In deze uitspraak worden dan ook de wetten aangehaald, zoals zij luidden voordat zij bij invoering van de Wabo werden gewijzigd.
2.2. Ter zitting heeft [appellant] de beroepsgronden over externe veiligheid, waaronder begrepen brandveiligheid, voorschrift 10.6.1 van de vergunning en voorschriften 6.1.2 en 6.1.4 van de vergunning, ingetrokken.
2.3. Het college betoogt dat het beroep niet-ontvankelijk is voor zover het de beroepsgrond over lichthinder betreft. Daartoe stelt het college dat [appellant] over dit onderdeel geen zienswijze naar aanleiding van het ontwerpbesluit naar voren heeft gebracht.
2.3.1. Ingevolge artikel 6:13 van de Algemene wet bestuursrecht, voor zover hier van belang, kan geen beroep worden ingesteld door een belanghebbende aan wie redelijkerwijs kan worden verweten dat hij geen zienswijzen als bedoeld in artikel 3:15 naar voren heeft gebracht.
Uit dit artikel vloeit voort dat een belanghebbende geen beroep kan instellen tegen onderdelen van een besluit waarover hij geen zienswijze naar voren heeft gebracht, tenzij het niet naar voren brengen van een zienswijze hem redelijkerwijs niet kan worden verweten. Bij besluiten inzake milieuvergunningen worden de beslissingen over de aanvaardbaarheid van verschillende categorieën milieugevolgen als onderdelen van een besluit in vorenbedoelde zin aangemerkt.

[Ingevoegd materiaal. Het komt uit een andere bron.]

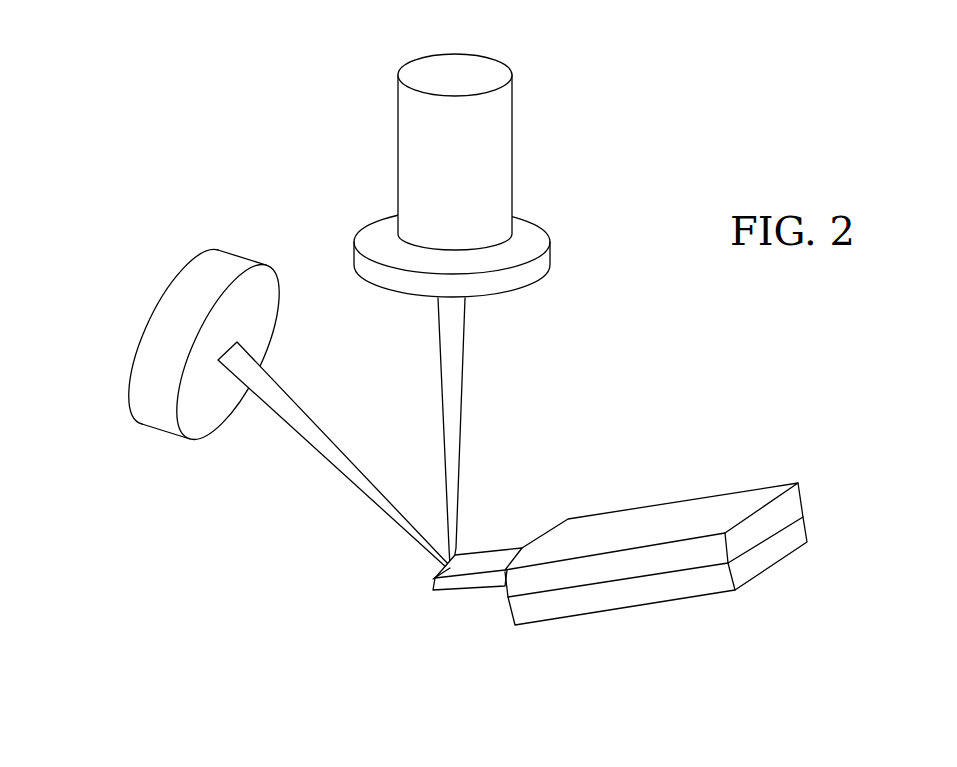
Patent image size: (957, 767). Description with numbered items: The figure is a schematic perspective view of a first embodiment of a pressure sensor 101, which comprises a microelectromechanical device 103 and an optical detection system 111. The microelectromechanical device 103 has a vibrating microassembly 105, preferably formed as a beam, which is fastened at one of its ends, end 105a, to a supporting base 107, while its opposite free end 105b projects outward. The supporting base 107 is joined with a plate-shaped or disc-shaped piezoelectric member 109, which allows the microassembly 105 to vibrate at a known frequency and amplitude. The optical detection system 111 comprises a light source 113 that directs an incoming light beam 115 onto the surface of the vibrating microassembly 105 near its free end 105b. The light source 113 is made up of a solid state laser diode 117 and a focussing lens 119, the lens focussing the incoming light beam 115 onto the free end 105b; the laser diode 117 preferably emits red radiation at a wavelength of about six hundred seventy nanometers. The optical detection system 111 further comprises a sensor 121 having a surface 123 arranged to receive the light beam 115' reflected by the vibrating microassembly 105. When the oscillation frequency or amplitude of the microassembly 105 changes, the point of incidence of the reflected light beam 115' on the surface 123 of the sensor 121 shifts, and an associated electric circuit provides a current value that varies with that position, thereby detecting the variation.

The pressure sensor 101 is at (262, 162).
The microelectromechanical device 103 is at (676, 501).
The vibrating microassembly 105 is at (423, 552).
The end 105a is at (503, 588).
The free end 105b is at (432, 583).
The supporting base 107 is at (700, 522).
The piezoelectric member 109 is at (767, 552).
The optical detection system 111 is at (267, 482).
The light source 113 is at (383, 185).
The incoming light beam 115 is at (510, 432).
The reflected light beam 115' is at (334, 455).
The solid state laser diode 117 is at (495, 160).
The focussing lens 119 is at (538, 268).
The sensor 121 is at (157, 300).
The surface 123 is at (277, 282).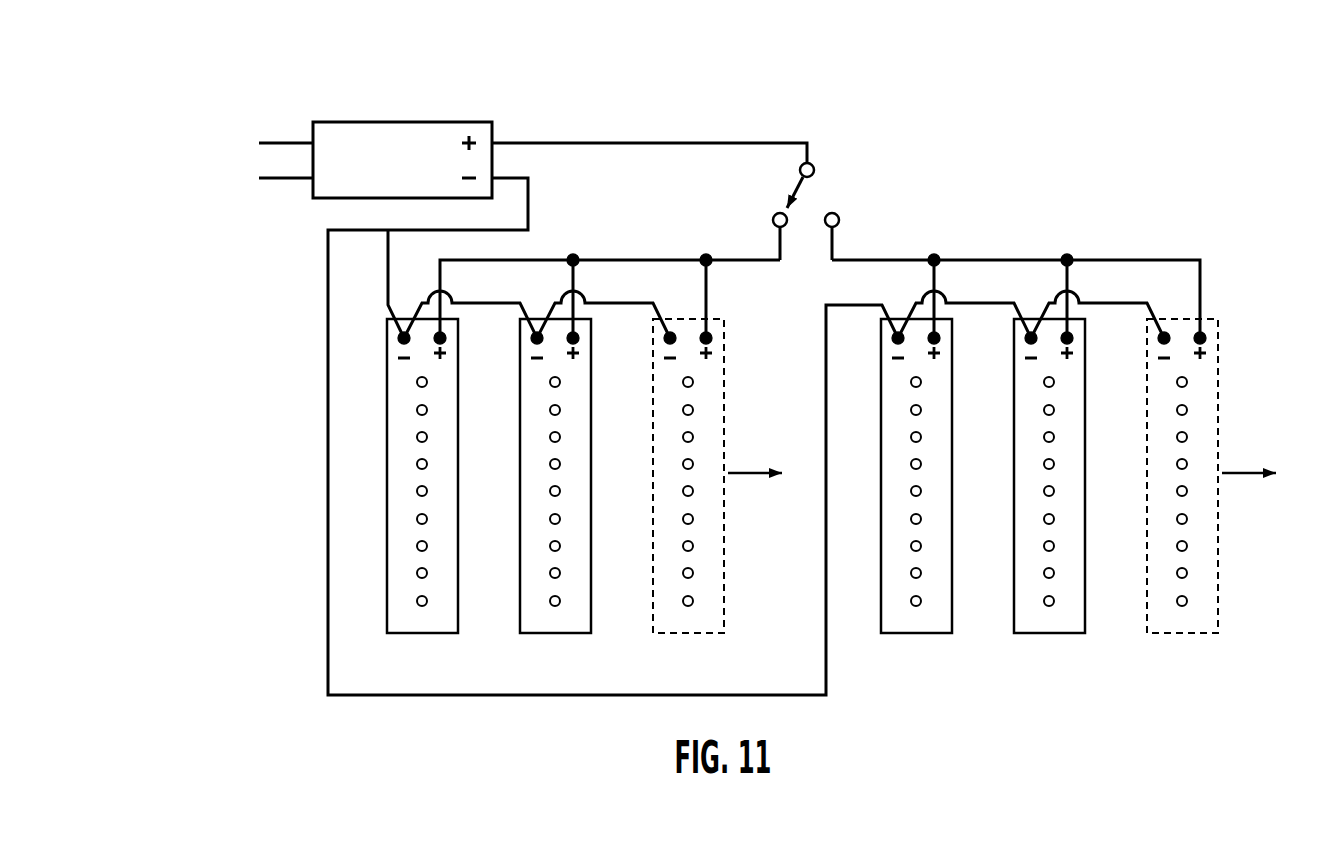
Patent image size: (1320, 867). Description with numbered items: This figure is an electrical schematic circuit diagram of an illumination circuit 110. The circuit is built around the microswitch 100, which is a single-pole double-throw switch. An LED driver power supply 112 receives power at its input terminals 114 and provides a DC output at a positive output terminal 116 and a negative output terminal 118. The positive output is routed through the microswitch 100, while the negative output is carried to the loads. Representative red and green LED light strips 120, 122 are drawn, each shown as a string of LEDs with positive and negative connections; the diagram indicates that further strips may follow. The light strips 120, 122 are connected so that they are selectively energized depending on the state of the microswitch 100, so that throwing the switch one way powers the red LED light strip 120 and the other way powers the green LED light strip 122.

The microswitch 100 is at (796, 198).
The illumination circuit 110 is at (1104, 155).
The LED driver power supply 112 is at (402, 122).
The input terminals 114 is at (270, 178).
The positive output terminal 116 is at (500, 138).
The negative output terminal 118 is at (510, 178).
The red LED light strip 120 is at (600, 590).
The green LED light strip 122 is at (1095, 590).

2.3.2. [appellant] heeft niet met zoveel woorden over het ontwerpbesluit een zienswijze met betrekking tot lichthinder naar voren gebracht. Wel heeft hij, voor zover hier van belang, een zienswijze naar voren gebracht met betrekking tot de ongeschiktheid van de locatie van de inrichting. Deze zienswijze biedt, anders dan [appellant] ter zitting heeft geopperd, onvoldoende aanknopingspunt voor het oordeel dat deze mede betrekking heeft op de specifieke in het beroep aangevoerde grond met betrekking tot het besluitonderdeel lichthinder. Niet is gebleken van omstandigheden op grond waarvan [appellant] redelijkerwijs niet kan worden verweten dat hij geen zienswijze hierover naar voren heeft gebracht. Het beroep voor zover dat betrekking heeft op lichthinder, is derhalve niet-ontvankelijk.

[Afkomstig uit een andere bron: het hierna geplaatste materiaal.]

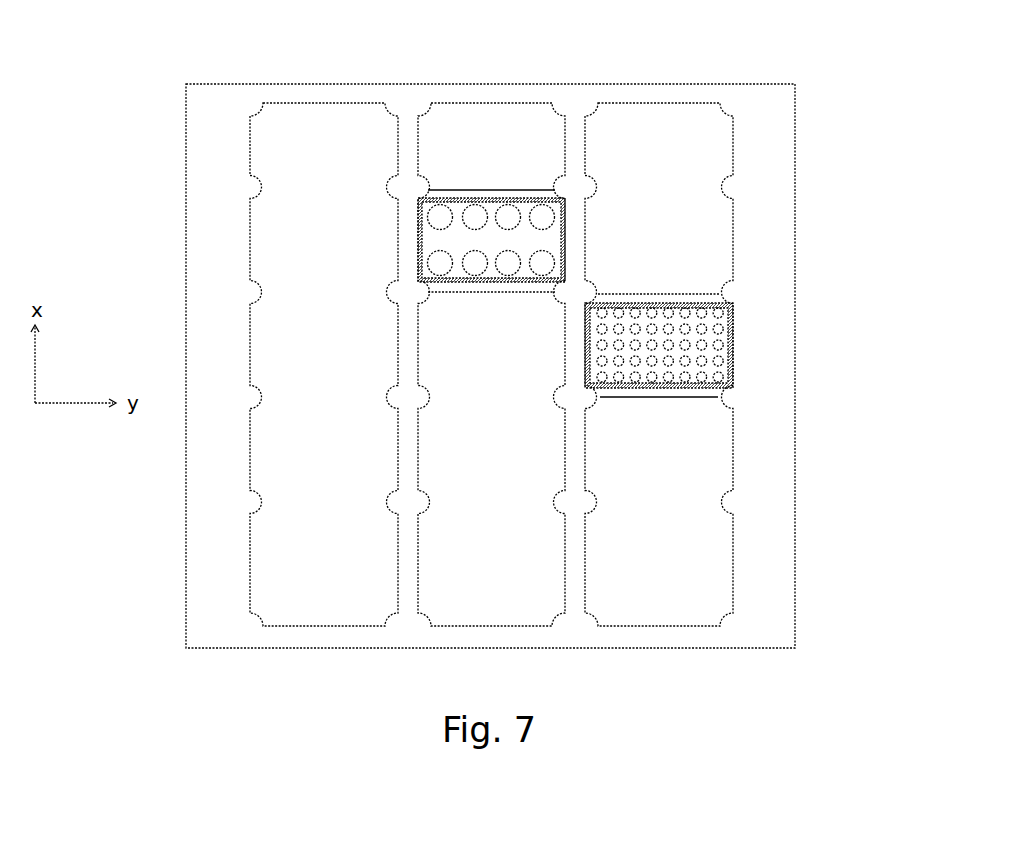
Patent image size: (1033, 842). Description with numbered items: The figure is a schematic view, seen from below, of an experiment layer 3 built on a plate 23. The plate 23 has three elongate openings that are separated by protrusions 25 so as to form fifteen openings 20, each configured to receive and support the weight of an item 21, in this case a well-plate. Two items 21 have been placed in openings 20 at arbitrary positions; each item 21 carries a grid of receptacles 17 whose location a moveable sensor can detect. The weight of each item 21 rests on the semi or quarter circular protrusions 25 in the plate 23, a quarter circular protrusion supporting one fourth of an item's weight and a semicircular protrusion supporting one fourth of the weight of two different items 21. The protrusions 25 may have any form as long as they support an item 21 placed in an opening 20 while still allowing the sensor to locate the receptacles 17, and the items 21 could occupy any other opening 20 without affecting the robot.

The experiment layer 3 is at (806, 160).
The receptacles 17 is at (474, 204).
The openings 20 is at (713, 464).
The items 21 is at (508, 182).
The plate 23 is at (780, 458).
The protrusions 25 is at (372, 276).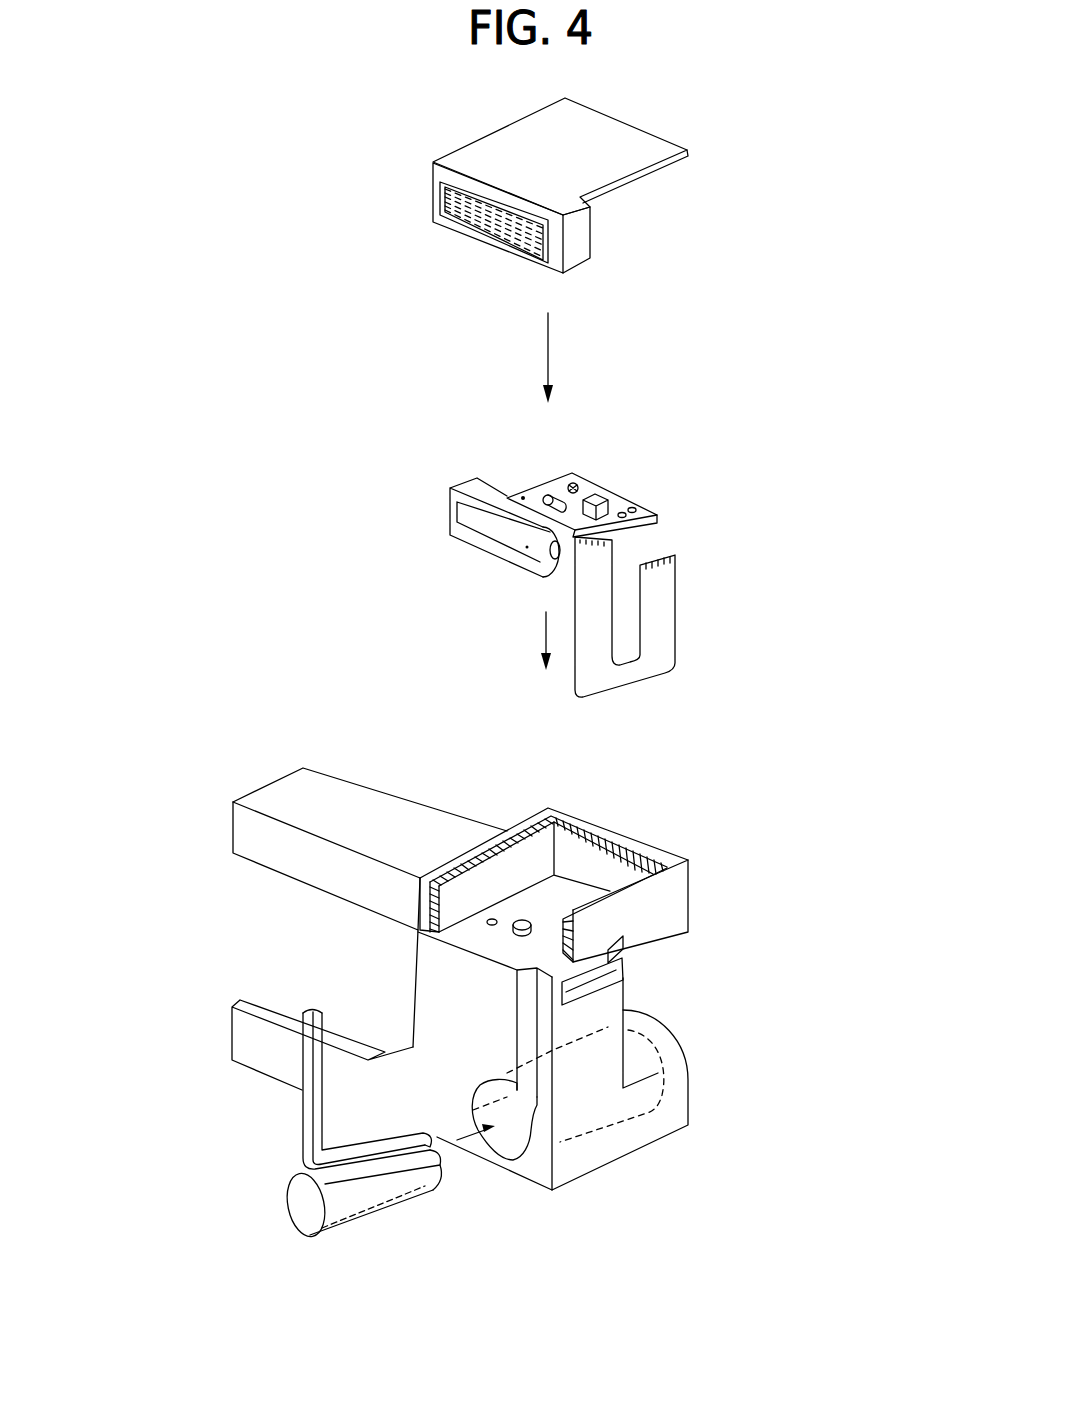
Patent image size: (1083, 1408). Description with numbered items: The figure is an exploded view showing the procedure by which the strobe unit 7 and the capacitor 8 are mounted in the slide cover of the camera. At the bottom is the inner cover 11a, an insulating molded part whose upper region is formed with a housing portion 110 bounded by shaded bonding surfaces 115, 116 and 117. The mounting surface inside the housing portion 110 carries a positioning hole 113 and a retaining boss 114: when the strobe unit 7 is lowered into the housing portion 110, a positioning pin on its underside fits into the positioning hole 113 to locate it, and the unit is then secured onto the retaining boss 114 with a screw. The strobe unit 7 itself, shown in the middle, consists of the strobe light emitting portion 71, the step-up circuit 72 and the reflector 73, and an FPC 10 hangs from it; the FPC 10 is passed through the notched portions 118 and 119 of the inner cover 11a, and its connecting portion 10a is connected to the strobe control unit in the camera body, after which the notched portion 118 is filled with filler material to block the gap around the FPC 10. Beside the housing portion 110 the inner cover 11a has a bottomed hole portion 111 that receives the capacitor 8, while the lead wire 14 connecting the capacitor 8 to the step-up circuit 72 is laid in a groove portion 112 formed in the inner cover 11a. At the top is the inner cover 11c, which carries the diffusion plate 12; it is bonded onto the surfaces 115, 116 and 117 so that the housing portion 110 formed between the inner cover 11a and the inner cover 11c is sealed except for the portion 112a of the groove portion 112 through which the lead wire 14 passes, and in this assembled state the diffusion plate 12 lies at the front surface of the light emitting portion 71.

The inner cover 11c is at (647, 147).
The diffusion plate 12 is at (487, 240).
The strobe unit 7 is at (571, 514).
The step-up circuit 72 is at (592, 480).
The reflector 73 is at (485, 492).
The strobe light emitting portion 71 is at (518, 543).
The FPC 10 is at (671, 611).
The connecting portion 10a is at (673, 557).
The inner cover 11a is at (305, 783).
The housing portion 110 is at (596, 851).
The surface 117 is at (607, 840).
The surface 115 is at (633, 913).
The positioning hole 113 is at (490, 918).
The retaining boss 114 is at (520, 919).
The surface 116 is at (393, 932).
The portion of groove portion 112a is at (460, 945).
The groove portion 112 is at (525, 1040).
The notched portion 118 is at (617, 962).
The notched portion 119 is at (598, 990).
The hole portion 111 is at (507, 1136).
The lead wire 14 is at (310, 1117).
The capacitor 8 is at (380, 1197).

2.4. Artikel 8.10, eerste lid, van de Wet milieubeheer bepaalt dat de vergunning slechts in het belang van de bescherming van het milieu kan worden geweigerd. Het tweede lid, aanhef en onder a, van dit artikel bepaalt dat de vergunning in ieder geval wordt geweigerd indien door verlening daarvan niet kan worden bereikt dat in de inrichting ten minste de voor de inrichting in aanmerking komende beste beschikbare technieken worden toegepast.
Ingevolge artikel 8.11, tweede lid, van de Wet milieubeheer kan een vergunning in het belang van de bescherming van het milieu onder beperkingen worden verleend. Ingevolge het derde lid van dit artikel worden in het belang van het bereiken van een hoog niveau van bescherming van het milieu aan de vergunning de voorschriften verbonden die nodig zijn om de nadelige gevolgen die de inrichting voor het milieu kan veroorzaken, te voorkomen of, indien dat niet mogelijk is, zoveel mogelijk - bij voorkeur bij de bron - te beperken en ongedaan te maken. Daarbij wordt ervan uitgegaan dat in de inrichting ten minste de voor de inrichting in aanmerking komende beste beschikbare technieken worden toegepast. Uit artikel 8.11, tweede en derde lid, volgt dat de vergunning moet worden geweigerd indien de nadelige gevolgen die de inrichting voor het milieu kan veroorzaken door het stellen van voorschriften en beperkingen niet kunnen worden voorkomen dan wel niet voldoende kunnen worden beperkt.
Bij de toepassing van de hiervoor genoemde bepalingen komt het college een zekere beoordelingsvrijheid toe.
2.5. [appellant] kan zich niet verenigen met voorschrift 1.1.8 van de vergunning. Volgens hem moet degene die de inrichting drijft, worden verplicht alle berekeningen ten behoeve van het functioneren van de inrichting ter inzage te geven. Voorts voert [appellant] aan dat het college in de redactie van voorschrift 1.1.8 had moeten laten doorklinken dat het een controlevoorschrift betreft.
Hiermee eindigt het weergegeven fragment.